- Interactive map of Cannie
- Country: Australia
- State: New South Wales
- LGA: Gannawarra Shire;

Area
- • Total: 120 km^{2} (46 sq mi)

Population
- • Totals: 16 (2021) 22 (2016)
- • Density: 0.133/km^{2} (0.345/sq mi)
- Time zone: Australian Eastern Standard Time
- Postcode: 3540
Suburbs around Cannie
| Lalbert | Lalbert | Beauchamp |
| Tittybong | Cannie | Sandhill Lake |
| Tittybong | Quambatook | Budgerum East |

= Cannie =

Cannie is a locality in the northwest of Victoria, Australia, within the Shire of Gannawarra.
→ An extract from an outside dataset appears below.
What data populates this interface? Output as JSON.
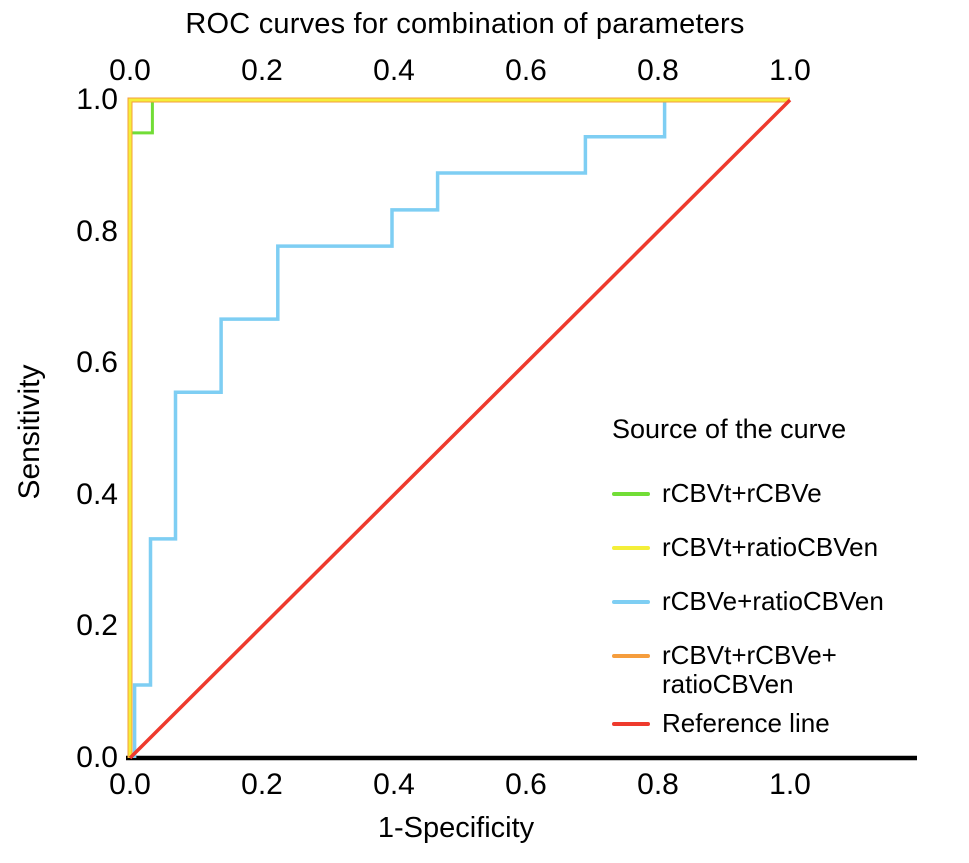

The closest large settlement is Swan Hill. In the 2021 census, Cannie had a population of 16. The locality has an approximate area of 120 square kilometers.

== Cannie Wind Farm ==
Development proposals for a wind farm in Cannie has been proposed by the RES group, and construction is expected to start in 2029. The wind farm is expected to cover 14,000 hectares of land, have 174 wind turbines, and to produce 1300 megawatts of energy. The number of wind turbines to be built was originally 200, but after further mapping this was lowered to 174.